Computing away in Massachusetts, Marsden agreed that Offutt's June 17 candidate was promising, but any attempt to use the limited June 14 data was inconclusive. At this stage the choice was between comparing notes with Hergenrother and having Offutt try the field again on the 18th, which would be the last morning he could do so for two weeks because of interference from the moon--after which time the summer rains could be expected to set in in earnest. Despite some moon and haze, Offutt obtained three more frames on the 18th, and on comparing them with those from the morning before, he quickly found and measured the elusive image. Marsden agreed that the shift relative to his computation was completely consistent, and he isolated a small region for Hergenrother to examine on the 1.2-meter June 11 frame. Within 25 minutes of e-mailing this refined calculation to Hergenrother, he had received back from Hergenrother an accurate measurement of the correct June 11 image!
Completing the orbit solution was now a straightforward matter, although the eccentricity of the orbit is still not well determined. This is mainly because the object is evidently in the outer part of its orbit, half as far out again as Neptune is. Only one other well-observed Kuiper Belt object is currently out farther than this. Nevertheless, the eccentricity, perhaps about 0.11, does seem to be within the range of eccentricities of the "main" part of the Kuiper Belt, or the "cubewanos". The average distance of TO66 from the sun, 43 astronomical units (i.e., roughly 43 times the earth's distance from ths sun), is also inside the rather confined cubewano range of 42-46 astronomical units.

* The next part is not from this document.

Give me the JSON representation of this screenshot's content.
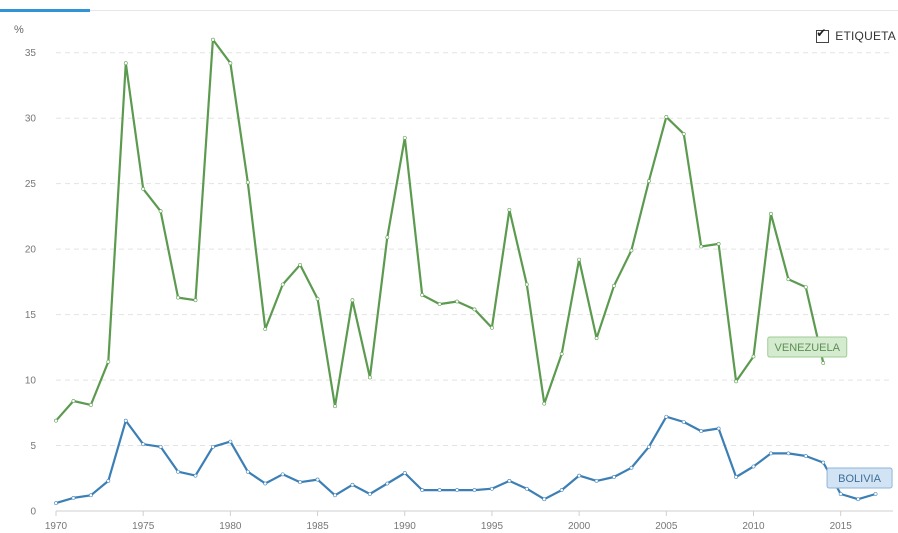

Particularly interesting about TO66 is the fact that the angle between the orbit planes of TO66 and the major planets is four times that of its nearest cubewano competitor. At 27 degrees--to the earth's orbit--this inclination exceeds the 20-degree maximum of Pluto and the other well-established "plutinos", a group of bodies located at an average of 39 astronomical units from the sun and that in many cases actually cross Neptune's orbit. The inclination is also greater than the 23 degrees for the unique TL66, althugh it is less than the 32-degree figure for 1996 RQ20, another body that orbits the sun somewhat beyond the cubewanos but is more comparable to them in size. If the 0.11 eccentricity is confirmed, TO66 will be 38.8 astronomical units from the sun at its closest point, noticeably closer than the minimum of 40 for the other cubewanos. But its orbital orientation still prevents an approach between TO66 and Neptune (which is 30 AU from the sun) of less than 10 AU--as is also the case for the low-inclination cubewanos. The plutinos are also prevented from currently passing within at least 10 AU of Neptune because their orbits resonate with Neptune's.
With its early recovery in the dawn and the resulting orbit improvement, 1996 TO66 should be well observable for the remainder of 1997, inviting careful study of its physical characteristics. It will be best observable, on the meridian at midnight, around the time of the September equinox, shining then as a star of twenty-first magnitude.